Force to use in harmonic oscillation through the inside of a planet

Question

I am to find an equation for the time it takes when one falls through a planet to the other side and returns to the starting point. I have seven different sets of values - mass of object falling, mass of planet, radius of the planet, and time. I'm not including friction in the calculations.

I think this qualifies as a harmonic oscillator, and thus I work with the formula

$$T = 2\pi \sqrt{\frac{m}{k}}$$

To find the spring constant $k$ I need force $F$, and this is where I get uncertain. Should I work with the gravitational force between the object and the planet when the fall begins? In other words

$$F = G\times\frac{m \times M}{R^2}$$

When I try this I find that

$$F = kx \iff k = \frac{F}{x}$$

$$\iff k = \frac{G\times\frac{m \times M}{R^2}}{2R} = \frac{G \times m \times M}{2R^3}$$

$$\Rightarrow T = 2\pi \sqrt{\frac{m}{\frac{G \times m \times M}{2R^3}}} \iff T = 2\pi \sqrt{\frac{2R^3}{G \times M}}$$

Using this equation for the values I have, however, I get the wrong results - $T = 7148$ instead of $T = 5055$. What am I doing wrong?

Answer 1

The key to this problem is the fact that the planet's mass $M$ as it appears in Newton's law of gravitation, $$F=\frac{GMm}{r^2},$$ is not actually constant. This is because the layers of the planet that are above you cause zero net force: if you are inside of a hollow spherical shell of mass then diametrically opposite elements of solid angle exert equal forces in opposite directions.

Thus, the effective mass of the planet in this problem is only that of a sphere of radius $r$ and density $3M_0/4\pi R^3$, i.e. $M(r)=\frac{r^3}{R^3}M_0$. The force is then $$F=\frac{GM_0m}{R^3}r$$ and it of course causes harmonic motion, with "spring constant" $k=GM_0m/R^3$.

Answer 2

The period is indeed $T = 2\pi \sqrt{m/k}$, when $k$ is the proportionality constant between displacement and force, as in your third equation. So far so good. Now, why did you replace $x$ with $2R$? $x$ is the displacement from equilibrium at which you evaluated $F$.

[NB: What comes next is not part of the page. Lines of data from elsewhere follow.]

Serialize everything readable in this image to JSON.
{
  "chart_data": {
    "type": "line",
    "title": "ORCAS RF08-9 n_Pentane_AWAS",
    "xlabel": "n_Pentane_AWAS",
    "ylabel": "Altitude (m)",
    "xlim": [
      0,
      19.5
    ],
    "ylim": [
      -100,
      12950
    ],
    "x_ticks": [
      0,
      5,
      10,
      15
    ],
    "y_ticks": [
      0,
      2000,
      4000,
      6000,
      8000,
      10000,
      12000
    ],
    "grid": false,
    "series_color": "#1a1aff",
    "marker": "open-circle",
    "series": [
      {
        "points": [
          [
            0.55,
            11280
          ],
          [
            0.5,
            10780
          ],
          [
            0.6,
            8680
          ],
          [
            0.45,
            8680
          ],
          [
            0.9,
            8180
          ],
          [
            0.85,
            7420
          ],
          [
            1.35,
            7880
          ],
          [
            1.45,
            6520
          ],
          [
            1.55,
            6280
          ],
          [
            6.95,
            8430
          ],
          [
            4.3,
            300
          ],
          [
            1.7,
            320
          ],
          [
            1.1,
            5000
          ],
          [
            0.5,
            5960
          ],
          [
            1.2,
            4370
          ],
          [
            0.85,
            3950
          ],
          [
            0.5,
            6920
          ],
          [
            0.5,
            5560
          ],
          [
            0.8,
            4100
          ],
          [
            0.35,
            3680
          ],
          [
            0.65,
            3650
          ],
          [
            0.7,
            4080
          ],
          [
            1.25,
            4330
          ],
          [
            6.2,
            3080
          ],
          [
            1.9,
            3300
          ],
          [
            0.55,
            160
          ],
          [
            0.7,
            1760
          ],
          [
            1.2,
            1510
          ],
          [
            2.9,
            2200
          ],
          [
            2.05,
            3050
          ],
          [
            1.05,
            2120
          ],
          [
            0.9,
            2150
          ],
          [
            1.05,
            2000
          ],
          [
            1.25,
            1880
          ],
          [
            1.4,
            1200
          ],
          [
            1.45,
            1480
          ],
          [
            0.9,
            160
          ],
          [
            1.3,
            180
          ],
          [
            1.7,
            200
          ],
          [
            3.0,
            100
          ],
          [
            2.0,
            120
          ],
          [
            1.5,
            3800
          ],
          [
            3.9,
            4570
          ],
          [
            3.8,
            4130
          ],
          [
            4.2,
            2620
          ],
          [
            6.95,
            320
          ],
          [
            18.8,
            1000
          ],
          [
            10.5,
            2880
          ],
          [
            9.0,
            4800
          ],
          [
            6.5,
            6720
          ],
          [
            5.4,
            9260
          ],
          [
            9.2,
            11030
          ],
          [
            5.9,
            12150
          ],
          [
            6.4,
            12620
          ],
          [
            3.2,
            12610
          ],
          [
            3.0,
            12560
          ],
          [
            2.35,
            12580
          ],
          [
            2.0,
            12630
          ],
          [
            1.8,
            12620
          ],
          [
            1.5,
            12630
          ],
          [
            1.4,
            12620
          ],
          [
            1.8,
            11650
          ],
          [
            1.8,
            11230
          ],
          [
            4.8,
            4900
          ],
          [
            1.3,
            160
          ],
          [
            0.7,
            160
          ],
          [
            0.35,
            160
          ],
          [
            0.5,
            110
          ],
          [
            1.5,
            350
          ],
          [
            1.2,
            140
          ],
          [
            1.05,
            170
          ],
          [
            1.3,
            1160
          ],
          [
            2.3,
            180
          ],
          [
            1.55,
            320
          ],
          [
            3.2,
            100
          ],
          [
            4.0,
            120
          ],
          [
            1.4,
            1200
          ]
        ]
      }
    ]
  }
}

There are two ways to go. Either say leave $x$ unknown and evaluate $F$ in terms of it, or choose a value for $x$ and find the force in that particular case. Both methods should agree. In the former, you'll know you have a simple harmonic oscillator if the $x$-dependence drops out when you find $k = F/x$. If you choose the latter, remember what $x$ is: displacement from equilibrium. Where is the equilibrium position of your intra-planet traveler, and how far away from that point are you when you evaluate the force on said traveler?